Where Apple is concerned, there is no other way to download and install an app on an iOS device. If a lack of competition constitutes a monopoly, this could be a problem for the company.

Breaking a monopoly?

Looking at how the App Store works, the facts seem to stack up against Apple. First, Apple is the sole decider of what apps are allowed into the store . According to the company, 60% of the apps are approved, yet 40% are rejected for "minor bugs, followed by privacy concerns."

Second, Apple takes a commission of 15% to 30 % depending on the situation. With no other option, developers either pay or lose access to millions of iOS users. Apple goes out of its way to say that 84% of its apps are free and developers pay nothing. However, there is a $99 annual fee to be part of the Apple Developer Program .

Third, there are examples of companies with brand recognition being able to bypass the Apple toll, but smaller developers don't have a choice. For instance, the email app Hey charges $99 annually, but didn't offer an option to pay through the App Store . Apple reportedly told developers to add an in-app subscription option or face the app being removed.

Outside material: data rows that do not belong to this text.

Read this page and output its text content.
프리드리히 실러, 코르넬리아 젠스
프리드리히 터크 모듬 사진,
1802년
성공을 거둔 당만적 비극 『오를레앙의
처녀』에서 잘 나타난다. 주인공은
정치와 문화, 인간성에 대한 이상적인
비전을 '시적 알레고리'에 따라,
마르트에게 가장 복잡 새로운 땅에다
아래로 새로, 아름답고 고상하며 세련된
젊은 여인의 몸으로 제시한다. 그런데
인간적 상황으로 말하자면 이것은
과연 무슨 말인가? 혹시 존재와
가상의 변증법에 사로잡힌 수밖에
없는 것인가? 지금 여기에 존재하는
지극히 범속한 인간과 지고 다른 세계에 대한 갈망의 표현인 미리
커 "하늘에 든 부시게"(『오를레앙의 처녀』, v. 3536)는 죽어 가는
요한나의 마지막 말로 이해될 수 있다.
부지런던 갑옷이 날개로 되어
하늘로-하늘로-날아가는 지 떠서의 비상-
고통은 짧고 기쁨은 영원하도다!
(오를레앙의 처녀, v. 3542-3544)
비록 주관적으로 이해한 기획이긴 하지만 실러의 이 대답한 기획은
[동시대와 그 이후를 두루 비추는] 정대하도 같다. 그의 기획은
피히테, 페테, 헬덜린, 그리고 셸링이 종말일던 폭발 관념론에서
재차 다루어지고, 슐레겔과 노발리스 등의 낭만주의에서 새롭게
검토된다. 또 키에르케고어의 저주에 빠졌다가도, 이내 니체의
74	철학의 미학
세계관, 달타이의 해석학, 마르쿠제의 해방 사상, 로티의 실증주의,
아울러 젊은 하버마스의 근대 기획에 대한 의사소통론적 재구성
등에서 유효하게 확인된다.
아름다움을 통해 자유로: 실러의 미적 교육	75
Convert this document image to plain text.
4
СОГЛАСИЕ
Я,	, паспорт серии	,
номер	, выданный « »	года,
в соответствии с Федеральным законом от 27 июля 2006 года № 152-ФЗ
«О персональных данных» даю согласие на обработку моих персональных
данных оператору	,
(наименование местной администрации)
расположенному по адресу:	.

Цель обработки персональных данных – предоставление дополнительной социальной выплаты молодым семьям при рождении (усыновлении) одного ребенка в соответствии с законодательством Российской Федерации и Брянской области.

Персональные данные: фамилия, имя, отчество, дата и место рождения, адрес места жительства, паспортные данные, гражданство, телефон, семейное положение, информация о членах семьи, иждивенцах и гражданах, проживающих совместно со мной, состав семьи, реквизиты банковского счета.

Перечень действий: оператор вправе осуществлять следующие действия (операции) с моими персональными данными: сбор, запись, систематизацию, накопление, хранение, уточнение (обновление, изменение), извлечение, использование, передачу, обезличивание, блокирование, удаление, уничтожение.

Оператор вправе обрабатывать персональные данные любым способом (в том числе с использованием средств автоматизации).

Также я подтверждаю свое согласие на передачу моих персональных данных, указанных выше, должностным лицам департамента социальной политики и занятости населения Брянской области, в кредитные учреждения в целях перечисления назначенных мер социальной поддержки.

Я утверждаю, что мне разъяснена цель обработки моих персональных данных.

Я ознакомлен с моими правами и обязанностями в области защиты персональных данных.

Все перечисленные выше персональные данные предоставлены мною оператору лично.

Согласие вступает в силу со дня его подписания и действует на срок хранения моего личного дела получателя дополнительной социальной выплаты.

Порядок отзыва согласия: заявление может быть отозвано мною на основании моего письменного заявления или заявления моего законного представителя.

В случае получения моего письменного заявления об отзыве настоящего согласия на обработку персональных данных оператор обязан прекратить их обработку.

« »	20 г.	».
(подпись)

By contrast, Netflix (NASDAQ:NFLX) and Spotify (NYSE:SPOT) no longer allow customers to sign up for their service through iOS to avoid paying Apple's fees . It seems the App Store is the very definition of a monopoly. If the government decides this is the case, the Apple of today could be vastly different than the Apple of tomorrow.

Last quarter, Apple generated $13 billion in services revenue, which generated a gross margin of more than 67%. However, a strong antitrust action could change some of the math. Apple Music costs about the same as its competition, yet Apple doesn't have to pay a 15% to 30% commission to sell its own service. Other services like Apple Arcade, Apple News+, and Apple TV+, have the same built in advantage.

Antitrust action could force Apple to spin off the App Store, or at least open its ecosystem. Opening its App Store to competition would mean having to charge less to app developers to effectively compete. This action would potentially slow revenue growth and compress margins. A full spinoff would mean Apple would be required to pay a commission for its services, like Apple Music, that have gotten a free ride so far.

With Apple shares trading at a forward P/E ratio of more than 33 , they can't really be referred to as a great value. Analysts are projecting just 5% annual EPS growth over the next few years.

It's difficult to gauge how Apple ultimately be affected by ongoing antitrust concerns. However, investors should be aware of this risk to the company's future, and adjust their expectations accordingly.